Is the GAO group betting that their current case will harass these UCLA experts in similar ways to stifle research and harm the mental health of these professors? I cannot say for certain, but there’s little doubt that the organization and its fossil fuel backers are fully aware of the consequences of weaponizing open records laws against experts given their history of using the tactic.

When should open records laws be used?

The Union of Concerned Scientists is not against the use of open records laws. We fully believe that transparency is a hallmark of a good democracy and of science. And open records laws certainly apply to universities since they are partially funded by taxpayer dollars. Many open records requests at universities are entirely appropriate, especially regarding potentially fraudulent activity, financial conflicts of interest, or ethics violations. Requests for every email an academic has ever written or received, however, rise to the level of harassment.

Open records laws should never be used to harass scientists who are just doing their jobs. Unfortunately, however, today, many industry-backed groups and activists are using open records laws to stifle research they oppose. In this case brought by the GAO group, there is no evidence to suggest even a scintilla of impropriety by the climate experts—they were simply doing their jobs.

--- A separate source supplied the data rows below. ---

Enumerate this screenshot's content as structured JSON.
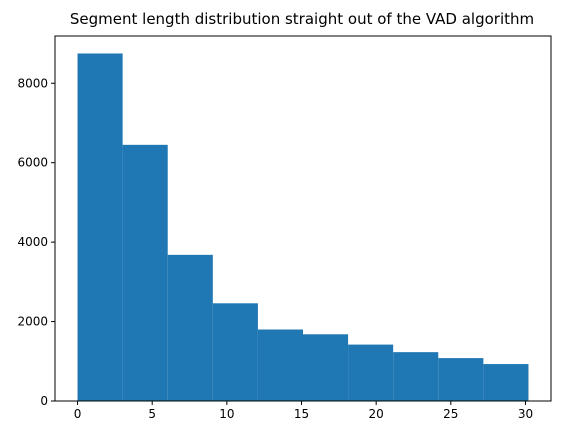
{
  "chart_data": {
    "type": "bar",
    "title": "Segment length distribution straight out of the VAD algorithm",
    "xlabel": "",
    "ylabel": "",
    "bin_edges": [
      0,
      3.02,
      6.04,
      9.06,
      12.08,
      15.1,
      18.12,
      21.14,
      24.16,
      27.18,
      30.2
    ],
    "values": [
      8750,
      6450,
      3680,
      2460,
      1800,
      1680,
      1420,
      1230,
      1080,
      930
    ],
    "xlim": [
      -1.51,
      31.71
    ],
    "ylim": [
      0,
      9190
    ],
    "xticks": [
      0,
      5,
      10,
      15,
      20,
      25,
      30
    ],
    "xtick_labels": [
      "0",
      "5",
      "10",
      "15",
      "20",
      "25",
      "30"
    ],
    "yticks": [
      0,
      2000,
      4000,
      6000,
      8000
    ],
    "ytick_labels": [
      "0",
      "2000",
      "4000",
      "6000",
      "8000"
    ],
    "bar_color": "#1f77b4",
    "grid": false,
    "legend": "none"
  }
}
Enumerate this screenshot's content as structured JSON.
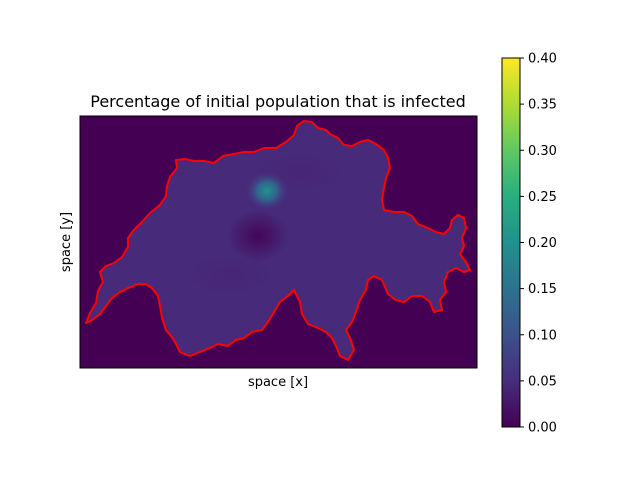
{
  "chart_data": {
    "type": "heatmap",
    "title": "Percentage of initial population that is infected",
    "xlabel": "space [x]",
    "ylabel": "space [y]",
    "colorbar": {
      "colormap": "viridis",
      "range": [
        0.0,
        0.4
      ],
      "ticks": [
        0.0,
        0.05,
        0.1,
        0.15,
        0.2,
        0.25,
        0.3,
        0.35,
        0.4
      ],
      "tick_labels": [
        "0.00",
        "0.05",
        "0.10",
        "0.15",
        "0.20",
        "0.25",
        "0.30",
        "0.35",
        "0.40"
      ]
    },
    "background_value": 0.0,
    "region_base_value": 0.025,
    "hotspot": {
      "peak_value": 0.24,
      "x": 0.47,
      "y": 0.7
    },
    "boundary_color": "#ff0000",
    "x_ticks": [],
    "y_ticks": []
  }
}
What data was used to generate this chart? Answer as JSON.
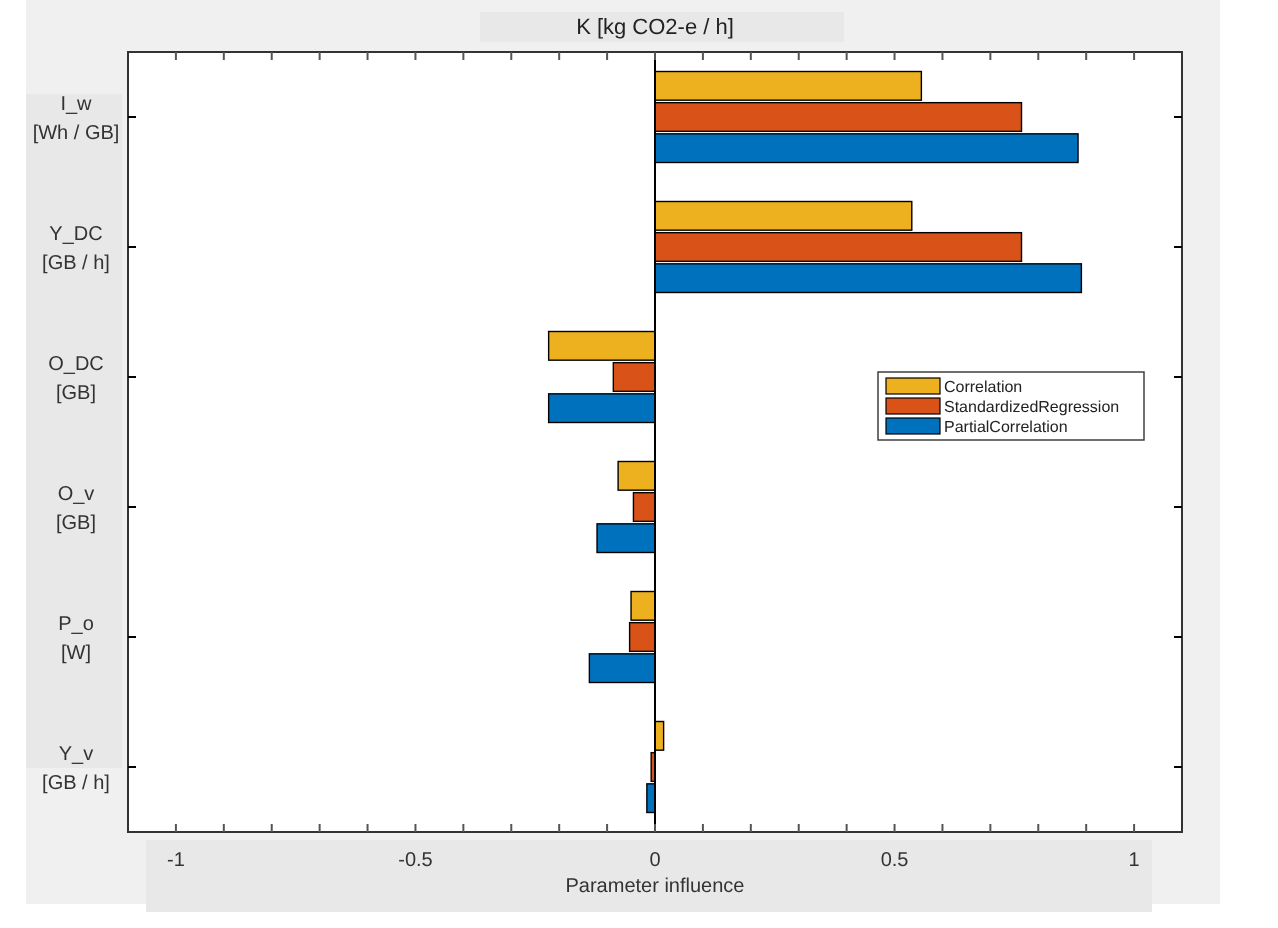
{
  "chart_data": {
    "type": "bar",
    "orientation": "horizontal",
    "title": "K [kg CO2-e / h]",
    "xlabel": "Parameter influence",
    "categories": [
      "I_w\n[Wh / GB]",
      "Y_DC\n[GB / h]",
      "O_DC\n[GB]",
      "O_v\n[GB]",
      "P_o\n[W]",
      "Y_v\n[GB / h]"
    ],
    "series": [
      {
        "name": "Correlation",
        "color": "#edb120",
        "values": [
          0.556,
          0.536,
          -0.222,
          -0.077,
          -0.05,
          0.018
        ]
      },
      {
        "name": "StandardizedRegression",
        "color": "#d95319",
        "values": [
          0.765,
          0.765,
          -0.087,
          -0.045,
          -0.053,
          -0.008
        ]
      },
      {
        "name": "PartialCorrelation",
        "color": "#0072bd",
        "values": [
          0.883,
          0.89,
          -0.222,
          -0.121,
          -0.137,
          -0.017
        ]
      }
    ],
    "xlim": [
      -1.1,
      1.1
    ],
    "xticks": [
      -1,
      {
        "value": -0.9,
        "label": null
      },
      {
        "value": -0.8,
        "label": null
      },
      {
        "value": -0.7,
        "label": null
      },
      {
        "value": -0.6,
        "label": null
      },
      -0.5,
      {
        "value": -0.4,
        "label": null
      },
      {
        "value": -0.3,
        "label": null
      },
      {
        "value": -0.2,
        "label": null
      },
      {
        "value": -0.1,
        "label": null
      },
      0,
      {
        "value": 0.1,
        "label": null
      },
      {
        "value": 0.2,
        "label": null
      },
      {
        "value": 0.3,
        "label": null
      },
      {
        "value": 0.4,
        "label": null
      },
      0.5,
      {
        "value": 0.6,
        "label": null
      },
      {
        "value": 0.7,
        "label": null
      },
      {
        "value": 0.8,
        "label": null
      },
      {
        "value": 0.9,
        "label": null
      },
      1
    ],
    "ref_lines": [
      {
        "axis": "x",
        "value": 0,
        "color": "#000000"
      }
    ],
    "legend": "right",
    "grid": false
  }
}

Resources for experts who are harassed

If you are an expert who is being harassed or fear that you could be in the future, there are steps you can take to ensure you are protected. Planning in advance, both individually and with colleagues, is essential in managing these types of situations. Scientists who are considering engaging as an expert in climate litigation can refer to a new pocket guide jointly published by the Climate Science Legal Defense Fund and the Union of Concerned Scientists.

If you are subject to a harassing open records request or another type of attack on your research or credibility, it is crucial to be deliberate in the first hours and days after such an attack begins, as this is often when people make the most mistakes in attempting—or not attempting—to engage.

The Union of Concerned Scientists has put together a toolkit, updated last year, that provides basic guidance on dealing with harassment as well as legitimate requests for information – you can find that resource here. You may also want to check out Climate Science Legal Defense Fund’s analysis of the existing protections for scientific records, and their applications, in each of the 50 states and the District of Columbia.